I have learned quite a lot from reading Lean Software Engineering, a website authored by Corey Ladas. Although I am not personally acquainted with him, I have gained a great deal of respect for his thinking and his experiences in applying lean principles to software development.
My growing respect for him may be the reason I was struck by a comment of his that I came across recently while browsing the site. In a response to a reader’s comment dated January 7, 2008, he wrote: “Pair programming is antithetical to Lean” It was just a flat assertion with no explanation.
I was puzzled. Lean software development doesn’t speak to particular development practices, as far as I know. What might cause a practice to be antithetical to lean or, for that matter, to support lean? The only basis I could think of on which to reach such a conclusion was that the practice either hinders or helps us in applying lean principles to software development. Corey did not provide the same level of careful analysis and explanation as he does with most of the useful material on his site, so I decided to reason through the question myself.
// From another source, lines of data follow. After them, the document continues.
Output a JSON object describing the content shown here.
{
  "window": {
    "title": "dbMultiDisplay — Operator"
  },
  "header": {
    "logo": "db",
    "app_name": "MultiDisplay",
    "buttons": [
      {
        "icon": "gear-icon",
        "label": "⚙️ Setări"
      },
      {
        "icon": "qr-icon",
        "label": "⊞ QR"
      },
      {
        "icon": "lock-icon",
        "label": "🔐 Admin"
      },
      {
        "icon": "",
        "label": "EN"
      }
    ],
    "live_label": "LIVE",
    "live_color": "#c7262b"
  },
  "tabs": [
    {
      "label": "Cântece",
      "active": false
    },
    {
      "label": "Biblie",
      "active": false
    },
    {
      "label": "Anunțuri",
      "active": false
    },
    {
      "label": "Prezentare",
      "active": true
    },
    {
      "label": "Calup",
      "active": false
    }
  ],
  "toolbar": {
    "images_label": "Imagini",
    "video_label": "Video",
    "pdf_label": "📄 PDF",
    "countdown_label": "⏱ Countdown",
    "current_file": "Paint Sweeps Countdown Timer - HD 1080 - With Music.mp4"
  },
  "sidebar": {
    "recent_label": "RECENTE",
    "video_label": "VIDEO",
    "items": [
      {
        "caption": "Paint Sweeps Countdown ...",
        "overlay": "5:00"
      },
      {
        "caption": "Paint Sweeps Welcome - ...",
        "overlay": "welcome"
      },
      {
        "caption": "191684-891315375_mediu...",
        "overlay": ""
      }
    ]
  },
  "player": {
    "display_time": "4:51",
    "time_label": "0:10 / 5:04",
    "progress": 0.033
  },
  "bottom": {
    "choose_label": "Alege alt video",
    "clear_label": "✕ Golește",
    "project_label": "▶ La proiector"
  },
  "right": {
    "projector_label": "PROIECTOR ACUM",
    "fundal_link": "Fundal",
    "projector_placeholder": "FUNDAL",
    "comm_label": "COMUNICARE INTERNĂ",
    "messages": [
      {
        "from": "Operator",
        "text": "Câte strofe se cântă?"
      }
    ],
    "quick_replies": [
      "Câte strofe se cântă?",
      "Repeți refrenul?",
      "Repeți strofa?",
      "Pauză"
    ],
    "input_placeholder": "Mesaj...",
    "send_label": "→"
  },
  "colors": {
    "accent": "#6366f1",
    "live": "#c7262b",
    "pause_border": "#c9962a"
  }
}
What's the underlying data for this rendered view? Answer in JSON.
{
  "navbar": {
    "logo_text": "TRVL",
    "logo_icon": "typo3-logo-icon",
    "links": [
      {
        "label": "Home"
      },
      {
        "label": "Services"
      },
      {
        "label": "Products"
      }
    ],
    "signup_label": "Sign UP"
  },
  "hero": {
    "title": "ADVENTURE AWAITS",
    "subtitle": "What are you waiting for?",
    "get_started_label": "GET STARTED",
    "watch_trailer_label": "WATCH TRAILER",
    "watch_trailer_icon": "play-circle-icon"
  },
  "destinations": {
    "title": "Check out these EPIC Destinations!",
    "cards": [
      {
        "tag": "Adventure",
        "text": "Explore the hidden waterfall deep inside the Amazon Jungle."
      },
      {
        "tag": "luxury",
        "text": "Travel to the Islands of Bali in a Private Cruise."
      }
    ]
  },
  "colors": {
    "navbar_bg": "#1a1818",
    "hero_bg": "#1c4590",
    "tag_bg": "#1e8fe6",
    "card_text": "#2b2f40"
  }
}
Lean priorities and the three Ms
To be sure I shifted my brain into the right gear before exploring the question, I began by reviewing some key principles of lean software development. There is a widely-quoted statement from David Anderson that goes something like this:
Value trumps flow
Flow trumps waste reduction
Eliminate waste to improve efficiency
Unlike a manufacturing process, any given step in a creative process will run at varying speeds. When we adapt concepts from lean manufacturing to creative endeavors such as software development, we must take this into account. In a software development process, the priorities David stated might be realized by maintaining buffers of incomplete work items between value-add activities, so that value-add work won’t come to a halt when an upstream step slows down. By the same token, WIP limits prevent overfilling a buffer when an upstream step speeds up.
By definition, the buffers contain inventory, and by definition, inventory is waste. We intentionally keep a certain amount of inventory in buffers in order to maintain continuous flow, which is of higher priority than waste elimination. People sometimes use the drum-buffer-rope metaphor to describe this.
Mura and induced work
Mura generally means unevenness, inconsistency, or irrregularity. In the context of manufacturing, it refers to variation in units produced on a production line. In the context of software development, it means uneven work flow. Uneven flow consists of stopping and starting, slowing down and speeding up, waiting, rework and defect correction.
In my own work, I’ve observed that mura leads to muri and muda. From conversations with others who practice lean software development, I gather that I’m not the only one to make this observation. I call mura a First Domino — a problem that tends to lead to further problems. Any time we can prevent a First Domino from falling, we prevent all the downstream problems it would have caused.
So, it suits my inherently lazy nature to identify First Dominoes and prevent them from falling, as it relieves me of the need to deal with a multitude of secondary issues later on. The notion of eliminating unnecessary activity is also consistent with lean thinking. Maybe that’s one of the reasons I appreciate lean thinking.
- Waiting for someone to become available to answer a question, to provide insight into a difficult problem, or to review a piece of work.
- Defect correction due to trivial oversights or mistakes in programming.
- Rework due to misunderstanding needed functionality, poorly factored code, or misalignment with architectural standards/guidelines.
- Stopping work on a value-add activity in order to address rework or defect correction (opportunity cost).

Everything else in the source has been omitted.